На вечеринке в вашей спальне я захватил с собой единственный запасной ключ, который мой брат совершенно изобретательно хранил в верхнем ящике комода.

Не проходит много времени, когда я захожу в вестибюль многоэтажки, где вы живете. Портье на стойке регистрации занят тем, что набирает что-то на своем компьютере или смотрит порно. Я наклоняюсь и пробираюсь мимо стойки, как мелкий преступник, который хочет ограбить бензоколонку. Я так зол, Эмилия, и даже не пытаюсь успокоиться. Потому что то, что произойдет, ты заслужила.

Двери лифта открываются, и я захожу в ваши владения.

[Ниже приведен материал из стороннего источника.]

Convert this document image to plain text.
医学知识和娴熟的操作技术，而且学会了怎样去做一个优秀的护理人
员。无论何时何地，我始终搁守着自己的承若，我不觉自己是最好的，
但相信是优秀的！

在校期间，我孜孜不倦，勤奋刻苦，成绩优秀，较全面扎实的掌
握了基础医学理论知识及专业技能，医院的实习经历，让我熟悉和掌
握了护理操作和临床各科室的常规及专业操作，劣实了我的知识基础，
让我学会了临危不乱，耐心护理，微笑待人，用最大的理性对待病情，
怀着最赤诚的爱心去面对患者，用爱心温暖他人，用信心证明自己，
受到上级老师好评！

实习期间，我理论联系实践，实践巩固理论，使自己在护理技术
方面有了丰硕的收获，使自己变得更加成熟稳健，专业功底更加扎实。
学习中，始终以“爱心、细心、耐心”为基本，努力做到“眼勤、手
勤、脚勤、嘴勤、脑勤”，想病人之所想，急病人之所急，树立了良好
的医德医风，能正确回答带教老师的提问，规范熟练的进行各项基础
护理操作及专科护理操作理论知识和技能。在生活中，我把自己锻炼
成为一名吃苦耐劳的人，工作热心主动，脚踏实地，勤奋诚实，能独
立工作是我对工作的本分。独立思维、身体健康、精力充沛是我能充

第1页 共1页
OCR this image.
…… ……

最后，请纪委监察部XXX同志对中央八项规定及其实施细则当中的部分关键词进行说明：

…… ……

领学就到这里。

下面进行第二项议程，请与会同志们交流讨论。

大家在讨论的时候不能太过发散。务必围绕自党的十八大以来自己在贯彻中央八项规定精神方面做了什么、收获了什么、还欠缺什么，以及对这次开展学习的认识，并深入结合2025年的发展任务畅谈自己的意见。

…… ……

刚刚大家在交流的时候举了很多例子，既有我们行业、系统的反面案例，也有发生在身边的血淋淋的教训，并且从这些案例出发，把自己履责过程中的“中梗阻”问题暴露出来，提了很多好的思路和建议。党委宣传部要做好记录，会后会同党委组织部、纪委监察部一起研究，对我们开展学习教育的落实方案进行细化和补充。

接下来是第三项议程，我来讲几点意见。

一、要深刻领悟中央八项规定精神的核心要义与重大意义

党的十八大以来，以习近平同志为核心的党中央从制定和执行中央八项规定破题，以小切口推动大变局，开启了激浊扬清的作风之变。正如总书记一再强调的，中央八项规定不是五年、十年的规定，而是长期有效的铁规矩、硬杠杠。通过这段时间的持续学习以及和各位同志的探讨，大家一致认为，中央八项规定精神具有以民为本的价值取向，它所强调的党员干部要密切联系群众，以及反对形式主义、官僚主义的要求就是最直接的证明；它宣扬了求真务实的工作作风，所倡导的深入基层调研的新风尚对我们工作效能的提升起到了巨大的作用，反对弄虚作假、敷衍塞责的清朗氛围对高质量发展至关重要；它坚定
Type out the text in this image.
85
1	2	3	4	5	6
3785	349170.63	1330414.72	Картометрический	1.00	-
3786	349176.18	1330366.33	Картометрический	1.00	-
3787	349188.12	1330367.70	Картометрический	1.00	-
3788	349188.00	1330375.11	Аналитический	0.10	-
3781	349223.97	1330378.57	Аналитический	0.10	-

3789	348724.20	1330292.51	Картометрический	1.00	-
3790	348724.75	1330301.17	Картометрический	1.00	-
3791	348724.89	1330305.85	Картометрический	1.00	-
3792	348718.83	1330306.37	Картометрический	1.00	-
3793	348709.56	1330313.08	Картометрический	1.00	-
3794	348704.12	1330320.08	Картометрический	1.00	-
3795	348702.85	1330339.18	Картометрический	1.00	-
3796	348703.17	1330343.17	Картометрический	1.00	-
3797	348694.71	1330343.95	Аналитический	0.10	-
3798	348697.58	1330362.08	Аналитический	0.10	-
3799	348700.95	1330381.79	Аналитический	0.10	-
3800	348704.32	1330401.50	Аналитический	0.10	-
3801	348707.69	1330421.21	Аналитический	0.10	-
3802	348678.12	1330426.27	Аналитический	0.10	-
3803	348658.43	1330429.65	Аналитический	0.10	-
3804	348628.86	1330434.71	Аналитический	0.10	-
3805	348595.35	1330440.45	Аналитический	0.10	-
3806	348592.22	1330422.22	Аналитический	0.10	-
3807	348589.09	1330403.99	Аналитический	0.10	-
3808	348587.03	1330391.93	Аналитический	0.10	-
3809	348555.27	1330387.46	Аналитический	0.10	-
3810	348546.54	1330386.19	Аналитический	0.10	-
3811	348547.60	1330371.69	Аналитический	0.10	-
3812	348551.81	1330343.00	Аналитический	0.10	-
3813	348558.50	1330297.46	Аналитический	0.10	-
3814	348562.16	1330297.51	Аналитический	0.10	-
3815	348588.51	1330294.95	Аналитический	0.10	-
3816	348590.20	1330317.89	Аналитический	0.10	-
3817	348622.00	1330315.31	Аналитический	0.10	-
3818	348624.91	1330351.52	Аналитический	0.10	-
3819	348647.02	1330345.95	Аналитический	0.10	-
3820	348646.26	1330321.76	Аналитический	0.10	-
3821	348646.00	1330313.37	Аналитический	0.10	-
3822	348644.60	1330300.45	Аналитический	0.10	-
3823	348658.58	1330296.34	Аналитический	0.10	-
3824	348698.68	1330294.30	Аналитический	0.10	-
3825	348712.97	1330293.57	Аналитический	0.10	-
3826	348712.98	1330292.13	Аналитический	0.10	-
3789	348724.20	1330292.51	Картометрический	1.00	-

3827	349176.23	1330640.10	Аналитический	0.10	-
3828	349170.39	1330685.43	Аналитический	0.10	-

Здесь так стерильно и чисто.

В вашей квартире нет души.

Никаких мисок, в которых скапливается недоеденная еда; никакой собачьей шерсти, нет декоративных подушек, которые мама всегда раскладывает на диване у нас дома. Ни крошки на обеденном столе, ни одной чашки на барной стойке, ни пылинки на ваших фоторамках. О боже, вы так отвратительны вместе. Вы были в Гранд-Каньоне, Эмилия. И как два туриста на Эмпайр-стейт-билдинг.

В своих грязных ботинках иду по коридору, осматривая каждую фотографию. Бейсбольная бита в моей руке ощущается просто прекрасно. Вы были в спа-салоне, Эмилия. Зачем тебе спа, Эмилия? Я могу показать тебе мой спа-салон.

Вы катались на лыжах в горах, как два педика, и позировали в Египте перед пирамидами. Мой брат такой идеальный вундеркинд. У него даже нет проблем с тем, чтобы показать свой дерьмовый протез под шортами, потому что тогда все будут с ним разговаривать, и он сможет почувствовать себя важным.

Я ненавижу его, Эмилия.

Кстати, когда это ты успела повесить фотографию, как он делает тебе предложение? И кто, к черту, это сфотографировал?

Вероятно, это была Клэр или какой-нибудь турист, которого он нанял. Вы такие жалкие.

О, у тебя есть фотография моей семьи. Я тоже там есть, Эмилия. Ты часто на нее мастурбируешь? Когда спускаешься по лестнице и видишь меня, думаешь о том, что я всегда делаю по ночам, прежде чем разыгрывать перед ним идеальную женщину?

Я убью его, Эмилия. Именно этим все и закончится, рано или поздно.

Или тебя.

Или нас.

Или любого, кто будет рядом с тобой.

Все это не может хорошо закончиться.

Замахиваюсь бейсбольной битой и одним движением сбиваю со стен все фотографии, рамки которых со звоном разлетаются по полу. Прекрасно, Эмилия. И только сейчас я пришел в ярость. Крушу ваш телевизор, идеальный стеклянный журнальный столик, вашу кофеварку за две тысячи долларов, как и всю другую кухонную электронику. Я выдергиваю ящики из шкафов и бросаю их о стену, чтобы содержимое разлетелось повсюду. Я пинаю ваши стулья и пробиваю дыры в шкафах кухни и в стенах. Эта кухня стоит здесь уже целую вечность, Эмилия. После меня она больше не будет стоять. Моя следующая цель — ваша спальня, но вместо того, чтобы успокоиться, потому что я уже выпустил большую часть своей агрессии, становится по-настоящему плохо, когда я вижу вашу кровать.

Ты позволяешь себя здесь трахать.

Я срываю матрасы и бросаю решетку через комнату, так что она глухо ударяется о шкаф. Под кроватью находятся небольшие коробочки, Эмилия, с чем-то внутри. Я подтягиваю их поближе и открываю. Ты, маленькая шлюшка.